A raw fish tax that has pumped tens of millions of dollars into coastal communities over the past decade has survived a legal challenge before Alaska’s highest court.
The state can tax seafood caught beyond the 3-mile line in federal waters, then loaded on a bulk carrier at the dock for foreign export, without violating provisions of the U.S. Constitution.
That’s according to the Alaska Supreme Court, which released its 31-page ruling Friday.
Fishermen’s Finest, a Washington state seafood company that operates factory trawlers and exports most of its product overseas, had challenged the state’s tax in court. It argued that there are protections against state taxation on shipping in coastal state waters, and a lower state superior court agreed.
But the justices, writing in a unanimous opinion, found that the fees assessed on Fishermen’s Finest’s products are not unconstitutional
“The landing tax is not opportunistic taxation of vessels ‘merely transiting’ adjacent waters without landing or benefitting from any local services,” the justices wrote.

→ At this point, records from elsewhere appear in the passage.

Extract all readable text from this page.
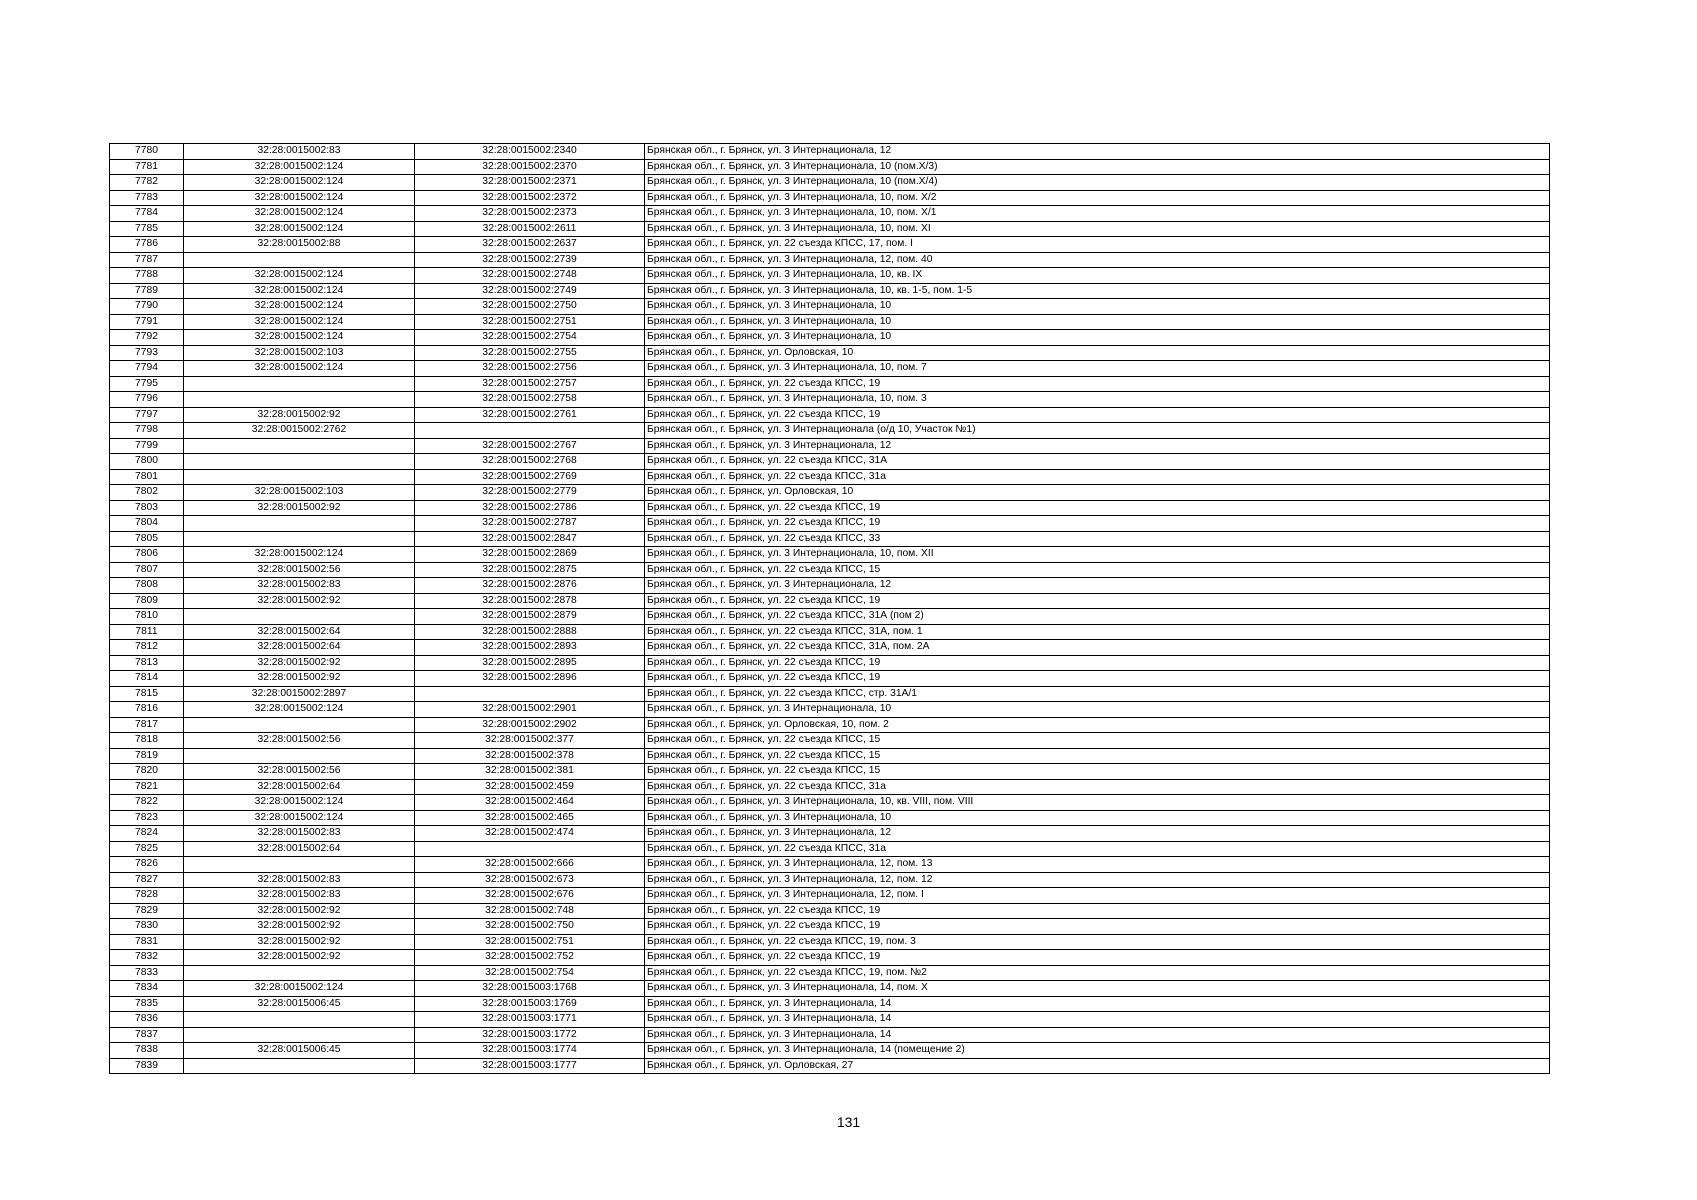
7780	32:28:0015002:83	32:28:0015002:2340	Брянская обл., г. Брянск, ул. 3 Интернационала, 12
7781	32:28:0015002:124	32:28:0015002:2370	Брянская обл., г. Брянск, ул. 3 Интернационала, 10 (пом.X/3)
7782	32:28:0015002:124	32:28:0015002:2371	Брянская обл., г. Брянск, ул. 3 Интернационала, 10 (пом.X/4)
7783	32:28:0015002:124	32:28:0015002:2372	Брянская обл., г. Брянск, ул. 3 Интернационала, 10, пом. X/2
7784	32:28:0015002:124	32:28:0015002:2373	Брянская обл., г. Брянск, ул. 3 Интернационала, 10, пом. X/1
7785	32:28:0015002:124	32:28:0015002:2611	Брянская обл., г. Брянск, ул. 3 Интернационала, 10, пом. XI
7786	32:28:0015002:88	32:28:0015002:2637	Брянская обл., г. Брянск, ул. 22 съезда КПСС, 17, пом. I
7787		32:28:0015002:2739	Брянская обл., г. Брянск, ул. 3 Интернационала, 12, пом. 40
7788	32:28:0015002:124	32:28:0015002:2748	Брянская обл., г. Брянск, ул. 3 Интернационала, 10, кв. IX
7789	32:28:0015002:124	32:28:0015002:2749	Брянская обл., г. Брянск, ул. 3 Интернационала, 10, кв. 1-5, пом. 1-5
7790	32:28:0015002:124	32:28:0015002:2750	Брянская обл., г. Брянск, ул. 3 Интернационала, 10
7791	32:28:0015002:124	32:28:0015002:2751	Брянская обл., г. Брянск, ул. 3 Интернационала, 10
7792	32:28:0015002:124	32:28:0015002:2754	Брянская обл., г. Брянск, ул. 3 Интернационала, 10
7793	32:28:0015002:103	32:28:0015002:2755	Брянская обл., г. Брянск, ул. Орловская, 10
7794	32:28:0015002:124	32:28:0015002:2756	Брянская обл., г. Брянск, ул. 3 Интернационала, 10, пом. 7
7795		32:28:0015002:2757	Брянская обл., г. Брянск, ул. 22 съезда КПСС, 19
7796		32:28:0015002:2758	Брянская обл., г. Брянск, ул. 3 Интернационала, 10, пом. 3
7797	32:28:0015002:92	32:28:0015002:2761	Брянская обл., г. Брянск, ул. 22 съезда КПСС, 19
7798	32:28:0015002:2762		Брянская обл., г. Брянск, ул. 3 Интернационала (о/д 10, Участок №1)
7799		32:28:0015002:2767	Брянская обл., г. Брянск, ул. 3 Интернационала, 12
7800		32:28:0015002:2768	Брянская обл., г. Брянск, ул. 22 съезда КПСС, 31А
7801		32:28:0015002:2769	Брянская обл., г. Брянск, ул. 22 съезда КПСС, 31а
7802	32:28:0015002:103	32:28:0015002:2779	Брянская обл., г. Брянск, ул. Орловская, 10
7803	32:28:0015002:92	32:28:0015002:2786	Брянская обл., г. Брянск, ул. 22 съезда КПСС, 19
7804		32:28:0015002:2787	Брянская обл., г. Брянск, ул. 22 съезда КПСС, 19
7805		32:28:0015002:2847	Брянская обл., г. Брянск, ул. 22 съезда КПСС, 33
7806	32:28:0015002:124	32:28:0015002:2869	Брянская обл., г. Брянск, ул. 3 Интернационала, 10, пом. XII
7807	32:28:0015002:56	32:28:0015002:2875	Брянская обл., г. Брянск, ул. 22 съезда КПСС, 15
7808	32:28:0015002:83	32:28:0015002:2876	Брянская обл., г. Брянск, ул. 3 Интернационала, 12
7809	32:28:0015002:92	32:28:0015002:2878	Брянская обл., г. Брянск, ул. 22 съезда КПСС, 19
7810		32:28:0015002:2879	Брянская обл., г. Брянск, ул. 22 съезда КПСС, 31А (пом 2)
7811	32:28:0015002:64	32:28:0015002:2888	Брянская обл., г. Брянск, ул. 22 съезда КПСС, 31А, пом. 1
7812	32:28:0015002:64	32:28:0015002:2893	Брянская обл., г. Брянск, ул. 22 съезда КПСС, 31А, пом. 2А
7813	32:28:0015002:92	32:28:0015002:2895	Брянская обл., г. Брянск, ул. 22 съезда КПСС, 19
7814	32:28:0015002:92	32:28:0015002:2896	Брянская обл., г. Брянск, ул. 22 съезда КПСС, 19
7815	32:28:0015002:2897		Брянская обл., г. Брянск, ул. 22 съезда КПСС, стр. 31А/1
7816	32:28:0015002:124	32:28:0015002:2901	Брянская обл., г. Брянск, ул. 3 Интернационала, 10
7817		32:28:0015002:2902	Брянская обл., г. Брянск, ул. Орловская, 10, пом. 2
7818	32:28:0015002:56	32:28:0015002:377	Брянская обл., г. Брянск, ул. 22 съезда КПСС, 15
7819		32:28:0015002:378	Брянская обл., г. Брянск, ул. 22 съезда КПСС, 15
7820	32:28:0015002:56	32:28:0015002:381	Брянская обл., г. Брянск, ул. 22 съезда КПСС, 15
7821	32:28:0015002:64	32:28:0015002:459	Брянская обл., г. Брянск, ул. 22 съезда КПСС, 31а
7822	32:28:0015002:124	32:28:0015002:464	Брянская обл., г. Брянск, ул. 3 Интернационала, 10, кв. VIII, пом. VIII
7823	32:28:0015002:124	32:28:0015002:465	Брянская обл., г. Брянск, ул. 3 Интернационала, 10
7824	32:28:0015002:83	32:28:0015002:474	Брянская обл., г. Брянск, ул. 3 Интернационала, 12
7825	32:28:0015002:64		Брянская обл., г. Брянск, ул. 22 съезда КПСС, 31а
7826		32:28:0015002:666	Брянская обл., г. Брянск, ул. 3 Интернационала, 12, пом. 13
7827	32:28:0015002:83	32:28:0015002:673	Брянская обл., г. Брянск, ул. 3 Интернационала, 12, пом. 12
7828	32:28:0015002:83	32:28:0015002:676	Брянская обл., г. Брянск, ул. 3 Интернационала, 12, пом. I
7829	32:28:0015002:92	32:28:0015002:748	Брянская обл., г. Брянск, ул. 22 съезда КПСС, 19
7830	32:28:0015002:92	32:28:0015002:750	Брянская обл., г. Брянск, ул. 22 съезда КПСС, 19
7831	32:28:0015002:92	32:28:0015002:751	Брянская обл., г. Брянск, ул. 22 съезда КПСС, 19, пом. 3
7832	32:28:0015002:92	32:28:0015002:752	Брянская обл., г. Брянск, ул. 22 съезда КПСС, 19
7833		32:28:0015002:754	Брянская обл., г. Брянск, ул. 22 съезда КПСС, 19, пом. №2
7834	32:28:0015002:124	32:28:0015003:1768	Брянская обл., г. Брянск, ул. 3 Интернационала, 14, пом. X
7835	32:28:0015006:45	32:28:0015003:1769	Брянская обл., г. Брянск, ул. 3 Интернационала, 14
7836		32:28:0015003:1771	Брянская обл., г. Брянск, ул. 3 Интернационала, 14
7837		32:28:0015003:1772	Брянская обл., г. Брянск, ул. 3 Интернационала, 14
7838	32:28:0015006:45	32:28:0015003:1774	Брянская обл., г. Брянск, ул. 3 Интернационала, 14 (помещение 2)
7839		32:28:0015003:1777	Брянская обл., г. Брянск, ул. Орловская, 27
131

At stake was about $47 million dollars in revenue collected since 2017 — half of which goes to the state, and the other half to coastal communities. In the Aleutians, the case was watched with interest, as taxes on the lucrative pollock fishery is a major economic driver in the port of Dutch Harbor and its neighbors
Unalaska’s Vice Mayor Dennis Robinson said the raw fish tax is a major source of the city’s municipal revenue, and local officials had been anxious about the impact of a decision against them.
“I’m pretty relieved of that,” he told CoastAlaska on Monday. “Because that is roughly 17% of our budget, and it would be devastating to this community.”
The Fisheries Resource Landing Tax has existed since the 1990s and is designed to capture revenue for raw seafood that’s landed on Alaska port docks before it’s transshipped on cargo vessels and sold overseas.